Having stated the former, I did point out early in this thread that whatever is happening in the NL East is not being repeated in the NL West, where the Padres and Dodgers are being affected by the personal troubles of their owners.
Can you quantify the gap between the two leagues? Does it put a dent in our evaluation of these greats?
That's a very tough assignment, but there's plenty of crude evidence of NL superiority in the 50's and 60's: the huge gap in A-level Hall of Famers; the big discrepancy in black stars; the All-Star game results; the Grapefruit League results, which were heavily in favor of the NL teams (and when you consider the number of years, the "small sample size" argument pretty much evaporates); the castoff NL vets who found second life in the AL; etc.
Who gets the most out of the farm system $?
I'm not aware of any source except one. The figures produced by MLB in 2001 or so, which listed 'national and other local expenses' for all 30 teams, and which included a lot of the non-40-man player costs but also threw in other non-player expenses, like front-office salaries.
The Expos had the lowest, at $35m. The Mariners the highest, at $84m. You can assume fairly safely that the Expos' sum represented the absolute minimum, but who can say how much of the Mariners' $84m was going on the farm system? The total is more than twice the Expos' spending so as a hypothesis one could think that the richer teams probably spend twice what the poorest ones do, and then make some sort of calculation based on WAR or something as a ratio of 50 for a poor team and 100 for a rich one. But it doesn't really give enough information about the middle to equip us to make meaningful judgements across all MLB.
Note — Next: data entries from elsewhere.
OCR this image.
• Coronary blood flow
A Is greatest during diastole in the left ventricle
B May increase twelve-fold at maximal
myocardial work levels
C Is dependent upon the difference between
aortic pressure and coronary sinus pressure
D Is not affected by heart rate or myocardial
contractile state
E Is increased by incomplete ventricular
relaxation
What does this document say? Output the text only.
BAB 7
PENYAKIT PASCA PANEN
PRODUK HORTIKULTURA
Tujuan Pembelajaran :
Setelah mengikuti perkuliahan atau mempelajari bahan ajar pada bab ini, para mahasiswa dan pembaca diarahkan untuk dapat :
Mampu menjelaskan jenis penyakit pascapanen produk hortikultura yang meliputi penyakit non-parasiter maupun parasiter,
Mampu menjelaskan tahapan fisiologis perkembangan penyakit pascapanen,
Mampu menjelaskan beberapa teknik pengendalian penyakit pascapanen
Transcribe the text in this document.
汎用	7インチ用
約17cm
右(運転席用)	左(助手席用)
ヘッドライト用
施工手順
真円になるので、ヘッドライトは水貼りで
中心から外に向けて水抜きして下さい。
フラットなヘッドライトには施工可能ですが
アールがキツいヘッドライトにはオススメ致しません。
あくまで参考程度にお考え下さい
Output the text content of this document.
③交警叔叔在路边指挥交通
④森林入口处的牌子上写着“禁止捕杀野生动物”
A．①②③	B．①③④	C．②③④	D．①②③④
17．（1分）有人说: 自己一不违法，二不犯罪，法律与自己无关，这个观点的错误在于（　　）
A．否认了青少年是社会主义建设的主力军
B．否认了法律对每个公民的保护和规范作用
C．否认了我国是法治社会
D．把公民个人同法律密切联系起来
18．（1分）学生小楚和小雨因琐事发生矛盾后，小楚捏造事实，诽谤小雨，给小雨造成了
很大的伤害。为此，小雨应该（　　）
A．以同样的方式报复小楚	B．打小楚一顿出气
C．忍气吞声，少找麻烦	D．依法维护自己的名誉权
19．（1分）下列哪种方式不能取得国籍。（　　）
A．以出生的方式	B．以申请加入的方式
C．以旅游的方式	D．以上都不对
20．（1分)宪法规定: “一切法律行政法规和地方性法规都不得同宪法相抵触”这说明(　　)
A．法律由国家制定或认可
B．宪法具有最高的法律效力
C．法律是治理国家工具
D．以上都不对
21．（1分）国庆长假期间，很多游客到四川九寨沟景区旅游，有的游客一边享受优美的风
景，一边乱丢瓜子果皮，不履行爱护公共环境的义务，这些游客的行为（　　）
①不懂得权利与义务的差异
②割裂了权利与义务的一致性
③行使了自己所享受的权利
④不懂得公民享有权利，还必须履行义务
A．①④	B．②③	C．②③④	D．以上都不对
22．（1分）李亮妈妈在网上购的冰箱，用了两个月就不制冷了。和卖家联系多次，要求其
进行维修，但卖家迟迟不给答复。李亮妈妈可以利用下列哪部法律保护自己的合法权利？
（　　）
More than castoff NL vets, check out Frank Robinson's numbers in the NL from 20-29 and the AL from 30-35:
NL: .303/.389/.554, 150 OPS+
AL: .300/.401/.543, 169 OPS+
Guy went from a 151 OPS+ in his last year with Cincy to a 198 and the triple crown in Baltimore.
And Oakland.
OK, they don't have the Yanks revenues. But they do have the Red Sox or Angels revenues and could build a team that good. And a team that good would win 95-100 games in the NL year after year.
But as to DeRosa, he was average or better at 2B, OF and 3B with the Cubs. OK, UZR has him as terrible at 2B in 2008 but that wasn't my impression nor, if I recall, ZiPS (and he was fine in 2007). And, c'mon, Miles and Fox are bench players. Hendry doesn't go for defensively incompetent players, except maybe Bradley (who was supposed to crush the ball of course). He doesn't look for defensive whizzes either but Theriot is the only other major defensive risk the Cubs have taken in the last few years but he's been just fine.
More than castoff NL vets, check out Frank Robinson's numbers in the NL from 20-29 and the AL from 30-35:
NL: .303/.389/.554, 150 OPS+
AL: .300/.401/.543, 169 OPS+
Guy went from a 151 OPS+ in his last year with Cincy to a 198 and the triple crown in Baltimore.
And just for grins, we can also note that without Frank Robinson's shifting leagues, the NL would likely have won 20 straight All-Star games from 1963 to 1982.